Amnesty International is launching a campaign to promote and protect the rights of indigenous peoples. The effort corresponds with the U.N. International Day of the World's Indigenous Peoples.
Amnesty International says the estimated 370 million indigenous peoples around the world continue to endure widespread discrimination, impoverishment and ill-health. It says their unique cultural identities are threatened, their lands are confiscated and they are subject to armed violence.
Amnesty argues the failure to respect and uphold indigenous peoples' rights to land and other economic, social and cultural rights is at the heart of conflicts that often lead to political killings and forms of abuse.

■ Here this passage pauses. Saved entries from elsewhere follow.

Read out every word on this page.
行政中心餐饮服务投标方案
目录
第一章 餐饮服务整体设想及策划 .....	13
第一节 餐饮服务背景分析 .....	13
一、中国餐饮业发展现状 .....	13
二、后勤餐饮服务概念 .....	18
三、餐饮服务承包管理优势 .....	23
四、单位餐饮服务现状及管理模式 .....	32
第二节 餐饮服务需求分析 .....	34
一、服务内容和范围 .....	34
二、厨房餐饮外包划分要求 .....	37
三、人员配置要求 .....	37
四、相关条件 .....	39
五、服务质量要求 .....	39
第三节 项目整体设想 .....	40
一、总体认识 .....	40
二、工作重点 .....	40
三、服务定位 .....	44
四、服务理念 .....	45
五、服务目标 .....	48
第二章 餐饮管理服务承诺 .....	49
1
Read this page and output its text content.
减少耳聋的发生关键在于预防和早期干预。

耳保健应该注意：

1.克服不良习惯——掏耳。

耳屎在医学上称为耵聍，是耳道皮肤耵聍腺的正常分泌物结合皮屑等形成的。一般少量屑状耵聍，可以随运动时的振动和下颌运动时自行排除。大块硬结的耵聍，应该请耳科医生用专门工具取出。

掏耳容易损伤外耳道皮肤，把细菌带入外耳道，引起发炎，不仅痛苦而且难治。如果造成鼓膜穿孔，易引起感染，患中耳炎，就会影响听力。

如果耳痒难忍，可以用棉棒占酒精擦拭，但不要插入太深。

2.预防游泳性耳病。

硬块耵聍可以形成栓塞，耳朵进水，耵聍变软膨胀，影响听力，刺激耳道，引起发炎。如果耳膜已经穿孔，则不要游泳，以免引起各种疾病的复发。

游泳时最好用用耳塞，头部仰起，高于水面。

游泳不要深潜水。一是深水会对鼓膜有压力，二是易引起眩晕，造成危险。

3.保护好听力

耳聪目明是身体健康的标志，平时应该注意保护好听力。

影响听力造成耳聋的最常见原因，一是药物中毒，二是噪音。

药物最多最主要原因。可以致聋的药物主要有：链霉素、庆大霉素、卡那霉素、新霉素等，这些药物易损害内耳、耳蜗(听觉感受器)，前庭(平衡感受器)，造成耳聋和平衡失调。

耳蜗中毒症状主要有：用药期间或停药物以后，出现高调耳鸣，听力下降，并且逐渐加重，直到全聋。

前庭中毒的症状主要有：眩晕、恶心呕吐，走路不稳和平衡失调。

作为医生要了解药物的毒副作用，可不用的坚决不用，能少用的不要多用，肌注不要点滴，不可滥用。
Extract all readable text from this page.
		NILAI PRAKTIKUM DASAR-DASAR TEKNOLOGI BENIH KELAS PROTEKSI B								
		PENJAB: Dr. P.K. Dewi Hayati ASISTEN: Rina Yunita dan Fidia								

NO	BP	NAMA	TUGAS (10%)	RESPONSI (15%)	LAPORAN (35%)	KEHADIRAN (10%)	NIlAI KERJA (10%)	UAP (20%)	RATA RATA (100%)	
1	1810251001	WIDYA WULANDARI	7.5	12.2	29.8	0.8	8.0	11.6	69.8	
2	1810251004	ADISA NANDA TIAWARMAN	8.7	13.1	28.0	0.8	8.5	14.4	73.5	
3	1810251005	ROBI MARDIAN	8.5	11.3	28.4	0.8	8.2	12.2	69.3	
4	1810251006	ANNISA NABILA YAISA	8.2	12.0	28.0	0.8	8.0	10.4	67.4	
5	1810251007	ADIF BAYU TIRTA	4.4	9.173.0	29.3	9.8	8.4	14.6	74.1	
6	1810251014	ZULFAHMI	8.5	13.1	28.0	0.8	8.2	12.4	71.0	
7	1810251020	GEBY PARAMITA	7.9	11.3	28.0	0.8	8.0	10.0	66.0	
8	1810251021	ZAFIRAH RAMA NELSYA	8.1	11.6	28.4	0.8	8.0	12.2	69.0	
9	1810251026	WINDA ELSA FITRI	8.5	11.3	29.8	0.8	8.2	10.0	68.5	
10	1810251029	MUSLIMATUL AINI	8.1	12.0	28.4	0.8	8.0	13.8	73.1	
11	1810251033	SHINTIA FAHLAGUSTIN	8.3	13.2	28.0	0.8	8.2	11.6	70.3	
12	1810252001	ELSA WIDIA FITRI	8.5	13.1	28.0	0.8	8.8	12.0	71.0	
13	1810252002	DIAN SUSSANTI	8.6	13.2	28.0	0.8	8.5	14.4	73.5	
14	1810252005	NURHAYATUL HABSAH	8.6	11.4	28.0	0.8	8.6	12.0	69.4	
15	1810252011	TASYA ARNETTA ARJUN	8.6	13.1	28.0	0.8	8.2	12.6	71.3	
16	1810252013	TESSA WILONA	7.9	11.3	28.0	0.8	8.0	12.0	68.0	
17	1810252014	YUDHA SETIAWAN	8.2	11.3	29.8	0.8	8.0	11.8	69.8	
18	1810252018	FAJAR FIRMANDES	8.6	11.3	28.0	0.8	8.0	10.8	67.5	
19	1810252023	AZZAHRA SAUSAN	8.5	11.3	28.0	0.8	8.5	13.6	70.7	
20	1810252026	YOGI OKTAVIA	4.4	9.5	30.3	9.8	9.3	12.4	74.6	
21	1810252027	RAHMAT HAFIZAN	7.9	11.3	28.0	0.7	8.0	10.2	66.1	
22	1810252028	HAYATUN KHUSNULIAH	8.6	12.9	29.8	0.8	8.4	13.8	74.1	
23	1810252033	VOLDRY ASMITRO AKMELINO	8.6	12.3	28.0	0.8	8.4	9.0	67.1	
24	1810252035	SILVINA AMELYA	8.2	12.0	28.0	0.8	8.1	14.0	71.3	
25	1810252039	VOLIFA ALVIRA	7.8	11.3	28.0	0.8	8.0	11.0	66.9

An Amnesty expert on indigenous rights, Joshua Cooper, says the aim of the campaign is to put pressure on governments to adopt the U.N. Declaration on the Rights of Indigenous Peoples.
"To put key pressure on certain governments that have really been obstructive, and actually try to take away even the legal rights that have been recognized under international law from indigenous peoples,? Mr. Cooper said. ?And, on that front, we are going to try and work over the next five months on key dates to put pressure on governments."
The campaign goes until the end of the year to correspond with the end of the International Decade of Indigenous Peoples. Mr. Cooper says Canada, the United States, Australia, New Zealand, the United Kingdom and Japan are mainly responsible for holding up the final draft of the U.N. declaration.
In 1977, governments and indigenous peoples first started work on a declaration to set standards for the promotion and protection of the rights of indigenous peoples. The U.N. Sub-Commission on Human Rights adopted the draft declaration in 1994. Since then, little progress has been made in agreeing on the final wording of the text.
Les Malezer, who is from Australia and Co-Chair of the Foundation for Aboriginal and Islander Research Action, says the stand-off must be resolved by early next year when the U.N. Human Rights Commission reviews progress. If little or nothing has been achieved by then, he says, it is possible the commission might stop the process.
"Only two of the 45 articles have received any form of endorsement, and those articles simply say - one of them says, all indigenous individuals have the right to a nationality, and the other one says that indigenous women have the same rights as indigenous men. Now, as you can imagine, that is not a great breakthrough in human rights, and certainly no breakthrough for human rights for indigenous peoples,? Mr. Malezer said.
Amnesty International says its campaign's success will hinge in large measure on mobilizing citizens to pressure their governments to respect the rights of indigenous peoples.